Se não leu a parte 1, clique aqui.

Após o estrondoso sucesso de Branca de Neve, Walt começou a produzir o próximo longa, também baseado em um conto de fadas. Enquanto ele tentava desesperadamente conseguir os direitos de O Maravilhoso Mágico de Oz, Walt começava a lapidar as técnicas de animação.

O esforço da equipe resultou num filme que até hoje é aclamado por muitos como o pilar da animação Disneyana e ocidental como um todo: Pinóquio.



A história conta sobre Gepeto, um marceneiro/relojoeiro que faz peças de mobília de madeira e relógios cucos. Ele adiciona "marioneteiro" no currículo ao construir Pinóquio, um marionete no formato de um guri. Desejando à uma estrela que o boneco fosse um guri de verdade, seu desejo é atendido pela Fada Azul, que dá vida a Pinóquio.

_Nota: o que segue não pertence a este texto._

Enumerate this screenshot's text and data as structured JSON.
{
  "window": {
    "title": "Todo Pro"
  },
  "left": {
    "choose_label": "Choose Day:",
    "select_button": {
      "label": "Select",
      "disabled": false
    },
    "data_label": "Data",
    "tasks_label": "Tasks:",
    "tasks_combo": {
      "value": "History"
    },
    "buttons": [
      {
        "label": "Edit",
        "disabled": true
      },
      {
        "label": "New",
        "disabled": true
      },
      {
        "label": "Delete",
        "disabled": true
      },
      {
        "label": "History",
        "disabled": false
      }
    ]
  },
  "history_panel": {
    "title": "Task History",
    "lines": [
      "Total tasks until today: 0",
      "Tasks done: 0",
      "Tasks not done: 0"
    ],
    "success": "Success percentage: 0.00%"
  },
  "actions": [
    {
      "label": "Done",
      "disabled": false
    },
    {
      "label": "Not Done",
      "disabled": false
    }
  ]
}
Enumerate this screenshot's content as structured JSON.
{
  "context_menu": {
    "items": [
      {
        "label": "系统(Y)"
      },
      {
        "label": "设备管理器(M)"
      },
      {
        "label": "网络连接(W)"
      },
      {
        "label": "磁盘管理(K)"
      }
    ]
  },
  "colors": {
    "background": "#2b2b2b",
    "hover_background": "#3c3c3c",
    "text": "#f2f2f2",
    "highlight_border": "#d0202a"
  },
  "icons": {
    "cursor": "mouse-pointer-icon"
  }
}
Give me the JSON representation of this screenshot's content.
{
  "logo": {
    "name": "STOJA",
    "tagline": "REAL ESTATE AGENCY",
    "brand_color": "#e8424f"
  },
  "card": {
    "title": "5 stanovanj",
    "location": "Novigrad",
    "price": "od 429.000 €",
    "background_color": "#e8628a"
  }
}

Mas o jovem autômato precisa provar que pode ser altruísta e blablabla, aliado ao Grilo Falante, sua consciência.


No caminho ele se encontra com João Honesto e Mel Blanc, que são a porta de entrada pra tudo que parece bom pra Pinóquio, mas que acaba dando merda. Pinóquio precisa aprender a ser um bom menino e salvar Gepeto, que saiu em sua busca e acabou engolido por uma baleia.

...acontece.


O filme tem vários daqueles elementos de contos de fada que adoramos zoar (como por exemplo, João Honesto se surpreende com um marionete vivo, esquecendo de que ELE É UMA RAPOSA DO TAMANHO DE UM SER HUMANO QUE FALA, USA ROUPA E FUMA CHARUTO), mas que no fundo, acaba sendo uma admiração por ser um mundo mais inocente, onde a lógica muitas vezes não existe (ao menos comparado ao nosso mundo real).

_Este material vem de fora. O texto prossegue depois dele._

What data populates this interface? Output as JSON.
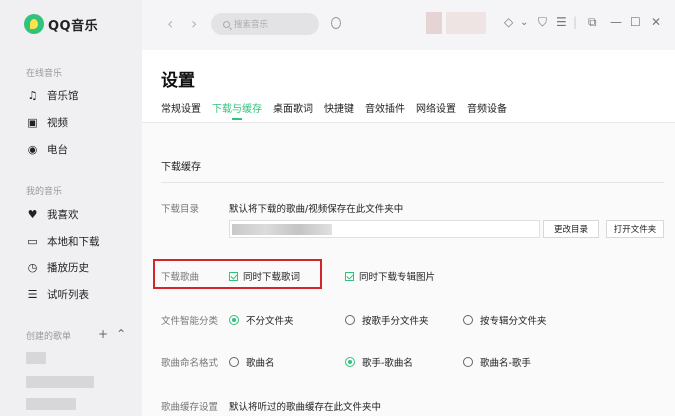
{
  "app": {
    "name": "QQ音乐"
  },
  "sidebar": {
    "online_section": "在线音乐",
    "online_items": [
      {
        "label": "音乐馆",
        "icon": "music-note-icon"
      },
      {
        "label": "视频",
        "icon": "video-icon"
      },
      {
        "label": "电台",
        "icon": "radio-icon"
      }
    ],
    "my_section": "我的音乐",
    "my_items": [
      {
        "label": "我喜欢",
        "icon": "heart-icon"
      },
      {
        "label": "本地和下载",
        "icon": "monitor-icon"
      },
      {
        "label": "播放历史",
        "icon": "history-icon"
      },
      {
        "label": "试听列表",
        "icon": "playlist-icon"
      }
    ],
    "created_section": "创建的歌单"
  },
  "topbar": {
    "search_placeholder": "搜索音乐"
  },
  "page": {
    "title": "设置",
    "tabs": [
      {
        "label": "常规设置",
        "active": false
      },
      {
        "label": "下载与缓存",
        "active": true
      },
      {
        "label": "桌面歌词",
        "active": false
      },
      {
        "label": "快捷键",
        "active": false
      },
      {
        "label": "音效插件",
        "active": false
      },
      {
        "label": "网络设置",
        "active": false
      },
      {
        "label": "音频设备",
        "active": false
      }
    ]
  },
  "settings": {
    "section_title": "下载缓存",
    "download_dir": {
      "label": "下载目录",
      "desc": "默认将下载的歌曲/视频保存在此文件夹中",
      "change_btn": "更改目录",
      "open_btn": "打开文件夹"
    },
    "download_song": {
      "label": "下载歌曲",
      "opt_lyrics": "同时下载歌词",
      "opt_lyrics_checked": true,
      "opt_cover": "同时下载专辑图片",
      "opt_cover_checked": true
    },
    "smart_category": {
      "label": "文件智能分类",
      "options": [
        "不分文件夹",
        "按歌手分文件夹",
        "按专辑分文件夹"
      ],
      "selected": 0
    },
    "naming_format": {
      "label": "歌曲命名格式",
      "options": [
        "歌曲名",
        "歌手-歌曲名",
        "歌曲名-歌手"
      ],
      "selected": 1
    },
    "cache": {
      "label": "歌曲缓存设置",
      "desc": "默认将听过的歌曲缓存在此文件夹中"
    }
  },
  "colors": {
    "accent": "#31c27c",
    "highlight": "#d2262a"
  }
}
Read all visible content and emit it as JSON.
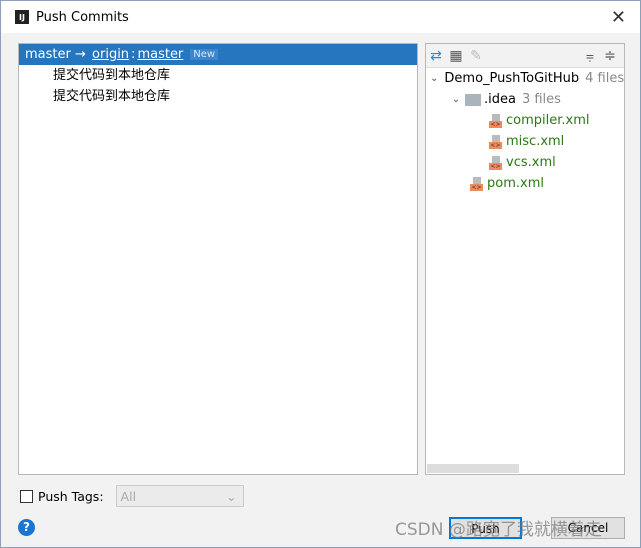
{
  "window": {
    "title": "Push Commits",
    "logo": "IJ"
  },
  "branch": {
    "local": "master",
    "arrow": "→",
    "remote": "origin",
    "sep": ":",
    "remote_branch": "master",
    "badge": "New"
  },
  "commits": [
    "提交代码到本地仓库",
    "提交代码到本地仓库"
  ],
  "tree": {
    "root": {
      "name": "Demo_PushToGitHub",
      "count": "4 files"
    },
    "folder": {
      "name": ".idea",
      "count": "3 files"
    },
    "files": [
      "compiler.xml",
      "misc.xml",
      "vcs.xml"
    ],
    "root_file": "pom.xml"
  },
  "bottom": {
    "push_tags_label": "Push Tags:",
    "tags_value": "All",
    "push": "Push",
    "cancel": "Cancel",
    "help": "?"
  },
  "watermark": "CSDN @路宽了我就横着走",
  "colors": {
    "selection": "#2675bf",
    "file_added": "#2a7a12",
    "default_button_border": "#0078d7"
  }
}
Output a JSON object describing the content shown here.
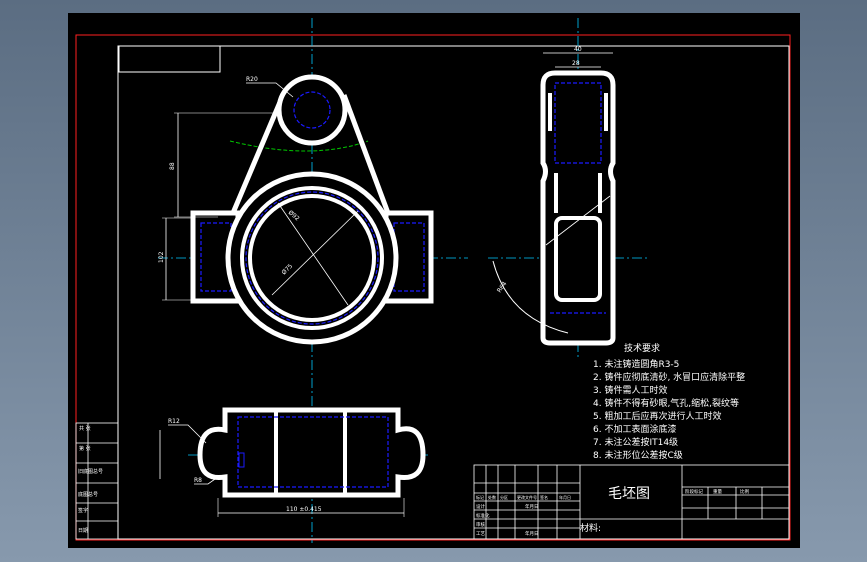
{
  "title_block": {
    "part_name": "毛坯图",
    "material_label": "材料:",
    "header_cells": [
      "标记",
      "处数",
      "分区",
      "更改文件号",
      "签名",
      "年月日"
    ],
    "left_rows": [
      "设计",
      "标准化",
      "审核",
      "工艺"
    ],
    "left_dates": [
      "年月日",
      "年月日"
    ],
    "right_header": [
      "阶段标记",
      "重量",
      "比例"
    ]
  },
  "side_table": {
    "rows": [
      "共 张",
      "第 张",
      "旧底图总号",
      "底图总号",
      "签字",
      "日期"
    ]
  },
  "technical_requirements": {
    "heading": "技术要求",
    "items": [
      "1. 未注铸造圆角R3-5",
      "2. 铸件应彻底清砂, 水冒口应清除平整",
      "3. 铸件需人工时效",
      "4. 铸件不得有砂眼,气孔,缩松,裂纹等",
      "5. 粗加工后应再次进行人工时效",
      "6. 不加工表面涂底漆",
      "7. 未注公差按IT14级",
      "8. 未注形位公差按C级"
    ]
  },
  "dimensions": {
    "top_boss_radius": "R20",
    "height_vertical": "88",
    "boss_width": "102",
    "outer_diameter": "Ø92",
    "bore_diameter": "Ø75",
    "side_width_total": "40",
    "side_width_inner": "28",
    "radius_side": "R64",
    "bottom_radius": "R12",
    "bottom_fillet": "R8",
    "bottom_length": "110 ±0.415"
  },
  "colors": {
    "background": "#000000",
    "outline": "#ffffff",
    "hidden": "#1a1aff",
    "center": "#00c8ff",
    "construction": "#00c800",
    "frame": "#ff2020",
    "dim": "#ffffff"
  }
}
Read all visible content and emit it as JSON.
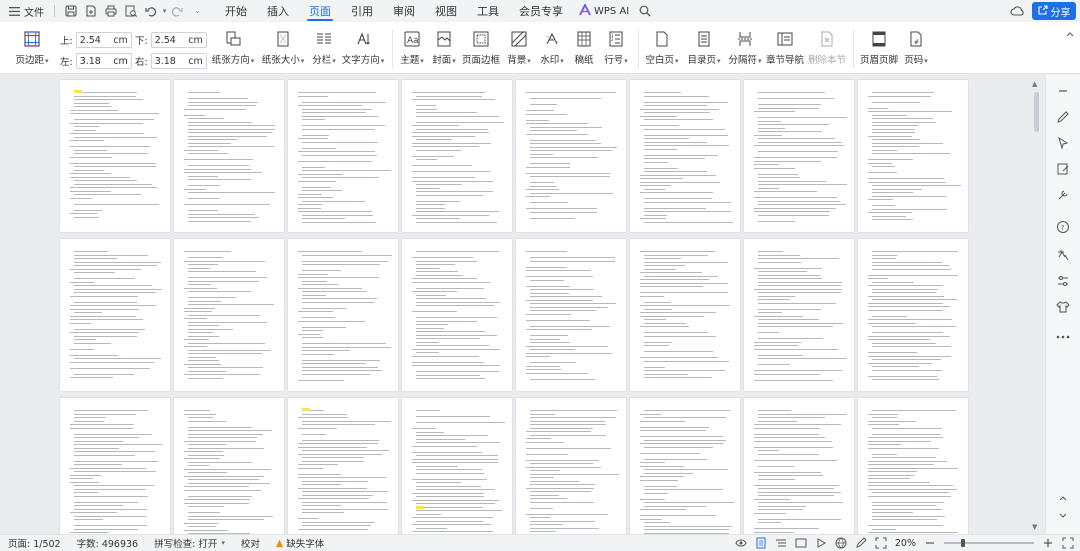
{
  "menubar": {
    "file_label": "文件",
    "tabs": [
      {
        "label": "开始",
        "active": false
      },
      {
        "label": "插入",
        "active": false
      },
      {
        "label": "页面",
        "active": true
      },
      {
        "label": "引用",
        "active": false
      },
      {
        "label": "审阅",
        "active": false
      },
      {
        "label": "视图",
        "active": false
      },
      {
        "label": "工具",
        "active": false
      },
      {
        "label": "会员专享",
        "active": false
      }
    ],
    "wps_ai_label": "WPS AI",
    "share_label": "分享"
  },
  "ribbon": {
    "margins_label": "页边距",
    "margin_top_label": "上:",
    "margin_top_value": "2.54",
    "margin_bottom_label": "下:",
    "margin_bottom_value": "2.54",
    "margin_left_label": "左:",
    "margin_left_value": "3.18",
    "margin_right_label": "右:",
    "margin_right_value": "3.18",
    "unit": "cm",
    "orientation_label": "纸张方向",
    "size_label": "纸张大小",
    "columns_label": "分栏",
    "text_direction_label": "文字方向",
    "theme_label": "主题",
    "cover_label": "封面",
    "page_border_label": "页面边框",
    "background_label": "背景",
    "watermark_label": "水印",
    "manuscript_label": "稿纸",
    "line_number_label": "行号",
    "blank_page_label": "空白页",
    "toc_page_label": "目录页",
    "break_label": "分隔符",
    "section_nav_label": "章节导航",
    "delete_section_label": "删除本节",
    "header_footer_label": "页眉页脚",
    "page_number_label": "页码"
  },
  "status": {
    "page_label": "页面: 1/502",
    "word_count_label": "字数: 496936",
    "spell_check_label": "拼写检查: 打开",
    "proofread_label": "校对",
    "missing_font_label": "缺失字体",
    "zoom_label": "20%",
    "zoom_fraction": 0.2
  },
  "colors": {
    "accent": "#1f6fe5",
    "highlight": "#ffe14d",
    "warning": "#e59400"
  }
}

Embora a narrativa possa se sentir datada de leve, é na verdade um imenso avanço em comparação a Branca de Neve. Pela primeira vez temos uma história com narrativa mais concreta, com um personagem ativo na história (embora ele passe muito tempo preso ou em posição de vítima), e que além disso é bastante explorado em sua inocência. Muito do carisma de Pinóquio vem do fato dele ser um menino normal, mas quase criminalmente inocente. Ele fuma, bebe, é enganado, mas tudo porque ele não tem um norte moral muito definido.


O que ele deveria fazer era obedecer ao Grilo Falante, mas uma vez que Pinóquio ainda não tem uma mentalidade muito formada, não o faz, e age por instinto.

O Grilo é um daqueles personagens que de fato fazem o filme. Pinóquio é identificável e aprende a moral, mas o Grilo é o que faz o filme mover, é como a personificação da platéia torcendo pra que Pinóquio faça a coisa certa. Mas ainda assim, ele é um personagem humano, que se irrita, e que em certo momento admite estar errado e se sente dispensável. Há esse sentimento irônico por todo o filme, aliás. O cara dos show de marionetes em um momento está feliz e saltitante, pra imediatamente se irritar por ter sido enganado, pra no outro segundo enganar Pinóquio agindo como se estivesse sendo bom pra com ele.

A animação é esplêndida. O filme até hoje se mantém como um dos mais belos filmes que os estúdios já fizeram, com belíssimas sequências que apefeiçoam o uso da câmera de multiplano, onde temos um zoom na cidade, seguido de uma panorâmica, e depois outro zoom, enquanto personagens se moviam.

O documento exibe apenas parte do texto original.